CC/13/179 Declarations of Interest A standing general declaration of interest was acknowledged in respect of:

(i) All participants who have provider contract(s) with the PCT. (ii) All participants with membership of Nottingham Emergency Medical

Services.

CC/13/180 Minutes from the previous meeting The Notes from the meeting held on 7 February 2013 were agreed as an accurate record.

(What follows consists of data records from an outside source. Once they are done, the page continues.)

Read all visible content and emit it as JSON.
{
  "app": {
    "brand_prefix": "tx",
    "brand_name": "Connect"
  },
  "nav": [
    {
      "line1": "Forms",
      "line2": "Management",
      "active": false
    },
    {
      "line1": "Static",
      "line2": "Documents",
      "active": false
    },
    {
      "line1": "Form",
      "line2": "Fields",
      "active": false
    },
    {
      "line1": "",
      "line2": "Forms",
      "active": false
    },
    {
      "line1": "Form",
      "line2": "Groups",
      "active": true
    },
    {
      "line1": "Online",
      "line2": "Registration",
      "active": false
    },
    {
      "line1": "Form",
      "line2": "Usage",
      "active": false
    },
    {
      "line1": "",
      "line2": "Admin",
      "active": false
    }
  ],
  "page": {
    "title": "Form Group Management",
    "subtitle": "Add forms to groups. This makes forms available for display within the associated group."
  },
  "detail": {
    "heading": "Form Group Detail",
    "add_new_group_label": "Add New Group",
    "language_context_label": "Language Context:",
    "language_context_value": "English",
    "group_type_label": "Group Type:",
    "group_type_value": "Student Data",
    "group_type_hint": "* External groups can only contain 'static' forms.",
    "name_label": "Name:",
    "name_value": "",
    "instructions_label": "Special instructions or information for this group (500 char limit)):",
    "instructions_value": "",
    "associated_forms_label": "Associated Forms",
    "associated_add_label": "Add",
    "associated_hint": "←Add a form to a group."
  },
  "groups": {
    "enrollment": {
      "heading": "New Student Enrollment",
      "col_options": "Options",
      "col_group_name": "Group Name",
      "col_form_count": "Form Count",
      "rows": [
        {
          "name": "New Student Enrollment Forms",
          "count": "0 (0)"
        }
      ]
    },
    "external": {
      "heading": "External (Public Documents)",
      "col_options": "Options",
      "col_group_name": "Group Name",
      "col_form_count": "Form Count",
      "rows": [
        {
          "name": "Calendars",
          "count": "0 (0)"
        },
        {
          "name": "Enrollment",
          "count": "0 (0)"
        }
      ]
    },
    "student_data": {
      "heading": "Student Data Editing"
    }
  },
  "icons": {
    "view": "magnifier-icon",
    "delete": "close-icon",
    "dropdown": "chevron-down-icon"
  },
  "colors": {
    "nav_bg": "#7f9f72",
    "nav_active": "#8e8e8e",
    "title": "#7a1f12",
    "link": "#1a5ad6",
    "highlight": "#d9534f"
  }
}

CC/13/181 Schedule of Actions from previous the meeting CC/13/160 Draft Integrated Business Plan for CHP – HG confirmed that she would circulate the document CC/13/162 Commissioning Outcomes Framework Implementation - Gateway leads are in the process of submitting the information requested CC/13/165 Risk Stratification pilot at East Leake – NFr provided a demo of the Devon tool at the Clinical Cabinet CC/13/166 Review of the NHS Rushcliffe Clinical Assessment Service (CAS) – CL-B will bring further details to a future Clinical Cabinet meeting CC/13/168 IFR Panel – SO provided a financial breakdown as requested and will do so for future Clinical Cabinet meetings CC/13/171 GP Pay – VB noted that there had been three responses to her email – two against and one for. Of those responses received it was agreed there would be no uplift to current payments. CC/13/175 Wound Care – BC was in attendance to provide an update from the LPC. It was noted that some prescribing practices may be adversely affected by these changes and it was felt that more time was needed to explore and understand the impact to support these practices in adapting to the new pathways. The options provided were as follows: -

1. Continue as planned 2. Continue as planned but with more time 3. Don’t proceed at all 4. Complete a pilot and evaluate the benefits

After discussion the Clinical Cabinet decided on option 2. This would allow for the unintended consequences of the new system to be understood and support to be implemented for those practices affected.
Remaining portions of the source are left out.